Когда суть дела была изложена и Богунцов попросил выступать, в зале наступила напряженная тишина. Переглядывались, высказываться не спешили: надо подумать, послушать Других.

Щавелев отвалился на спинку стула. Квадратные стекла пенсне тревожно поблескивали.

Спиной к нему, за противоположным столиком сидел Ряшков. Он достал блокнот и авторучку, приготовился писать. Но пока никто не выступал, и потому он поставил локти на стол, сцепив пальцы в один кулак, посматривал то на членов бюро, то на приглашенных. В его взгляде читалась растерянность, нетерпение и мольба.

Грибанов выступил одним из первых.

— В заявлении на имя секретаря обкома, — начал он, — мои замечания изложены. Здесь не стоит их повторять. Могу только добавить. Настоящий руководитель должен уметь выслушивать подчиненного и учитывать его предложения, если они полезны. Ряшков этого не делает. Потому его и не любят в редакции. Он не изучает жизнь, а наблюдает ее из своего кабинета да из автомобиля.

На трибуну вышел Юрмаков. Его черные, с монгольским разрезом глаза пробежали по залу, на мгновение остановились на секретаре обкома:

— С предложением о Щавелеве — согласен. Ему придется сдать дела. Иначе он… — Даже Юрмаков, всегда уравновешенный, сегодня нервничал и потому чаще обычного повторял свое слово «однахо».

— А редактора, однахо, снимать не следует, — продолжал Юрмаков. — Молодой, его можно перековать. Выбить из него трусость надо. Чего трусишь? Коммунист ведь. — Ряшков поднял голову. — Да, да, я тебе говорю. Сам вопросы решай, руководи. Зачем жить по древнему обычаю: по земле ходи, а на бога поглядывай.

Шмагин слушал его и поддакивал: «Правильно говорит, очень верно. Но… Но как же получается? Этот — правильно, Грибанов — тоже… Как же быть? Выступать надо, а тут мысли раздвоились…».

— «А секретарь парторганизации редакции говорить будет?.. — услышал он голос Богунцова и, вздрогнув, поднял голову.

— Да, да, скажу. — Переступил с ноги на ногу, развернул блокнот. — Вот тут… Тут правильно говорили. Конечно, у Ряшкова не все качества отрицательные, и тут прав товарищ Юрмаков. Снять легко, труднее вырастить. Но руководил коллективом, редакцией он неважно. И тут, видите ли…

— Вы смелее, смелее, — подбодрил Шмагина секретарь обкома.

— Я думаю, что наше собрание вынесло правильное решение.
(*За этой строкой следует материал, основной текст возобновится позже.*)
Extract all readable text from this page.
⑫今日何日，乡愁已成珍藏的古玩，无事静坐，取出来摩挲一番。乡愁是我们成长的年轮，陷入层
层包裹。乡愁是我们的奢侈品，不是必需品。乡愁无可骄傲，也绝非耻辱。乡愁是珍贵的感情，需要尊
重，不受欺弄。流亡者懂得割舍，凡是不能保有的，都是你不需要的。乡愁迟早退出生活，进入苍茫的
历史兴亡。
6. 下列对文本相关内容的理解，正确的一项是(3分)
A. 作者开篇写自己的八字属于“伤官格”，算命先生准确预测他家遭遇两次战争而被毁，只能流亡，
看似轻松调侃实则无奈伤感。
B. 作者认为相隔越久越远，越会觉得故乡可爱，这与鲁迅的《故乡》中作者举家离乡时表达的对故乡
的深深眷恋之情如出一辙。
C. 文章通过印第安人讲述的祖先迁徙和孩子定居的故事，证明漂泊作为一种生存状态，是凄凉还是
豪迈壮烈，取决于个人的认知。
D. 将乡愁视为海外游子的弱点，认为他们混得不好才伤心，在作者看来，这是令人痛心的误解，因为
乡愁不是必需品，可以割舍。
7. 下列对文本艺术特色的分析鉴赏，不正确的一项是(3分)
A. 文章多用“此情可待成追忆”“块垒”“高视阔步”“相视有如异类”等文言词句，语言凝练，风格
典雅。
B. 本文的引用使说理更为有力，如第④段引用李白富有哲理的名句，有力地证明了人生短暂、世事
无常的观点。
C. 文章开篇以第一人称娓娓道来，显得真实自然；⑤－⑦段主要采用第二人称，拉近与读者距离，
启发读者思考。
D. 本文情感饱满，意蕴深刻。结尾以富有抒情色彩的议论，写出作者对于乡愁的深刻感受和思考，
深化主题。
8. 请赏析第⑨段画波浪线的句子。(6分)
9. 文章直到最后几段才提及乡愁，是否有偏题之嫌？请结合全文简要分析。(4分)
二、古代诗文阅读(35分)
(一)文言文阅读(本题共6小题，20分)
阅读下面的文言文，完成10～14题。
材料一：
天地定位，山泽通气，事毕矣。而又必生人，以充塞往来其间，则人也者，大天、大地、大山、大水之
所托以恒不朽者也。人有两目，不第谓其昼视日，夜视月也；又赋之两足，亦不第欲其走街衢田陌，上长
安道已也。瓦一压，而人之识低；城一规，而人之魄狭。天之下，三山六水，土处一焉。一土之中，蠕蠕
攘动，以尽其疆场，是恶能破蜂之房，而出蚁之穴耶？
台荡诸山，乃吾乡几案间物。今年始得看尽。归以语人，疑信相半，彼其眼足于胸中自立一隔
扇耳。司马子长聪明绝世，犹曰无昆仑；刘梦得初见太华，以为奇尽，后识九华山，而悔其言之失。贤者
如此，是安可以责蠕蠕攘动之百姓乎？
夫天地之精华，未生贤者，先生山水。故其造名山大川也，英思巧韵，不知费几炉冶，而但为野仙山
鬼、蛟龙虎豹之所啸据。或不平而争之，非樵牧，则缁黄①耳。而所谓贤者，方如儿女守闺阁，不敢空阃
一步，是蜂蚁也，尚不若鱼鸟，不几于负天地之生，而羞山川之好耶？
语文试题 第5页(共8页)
Не оправдал Ряшков высокого доверия обкома партии — потерял моральное право…

Богунцов, как обычно, выступил последним. Говорил сегодня сердито, громко, с паузами. В зале — не шелохнулись.

— Товарищи! Нам на командных постах нужны не оловянные солдатики, а руководители — творцы, революционеры! Конечно, такие люди не родятся, их надо воспитывать, закалять, но, дорогой товарищ Юрмаков, у Ряшкова нет данных, это человек не той натуры. При выдвижении его была допущена грубая ошибка, нас вот кто подвел, — он сделал паузу, посмотрел на Щавелева. — Поверили ему. Теперь эту ошибку исправить надо. Мы виноваты в том, что и Щавелева не контролировали. Положились на одного работника, газету отдали ему на откуп. Все решал один он, а не все мы, члены бюро. Вот и результат.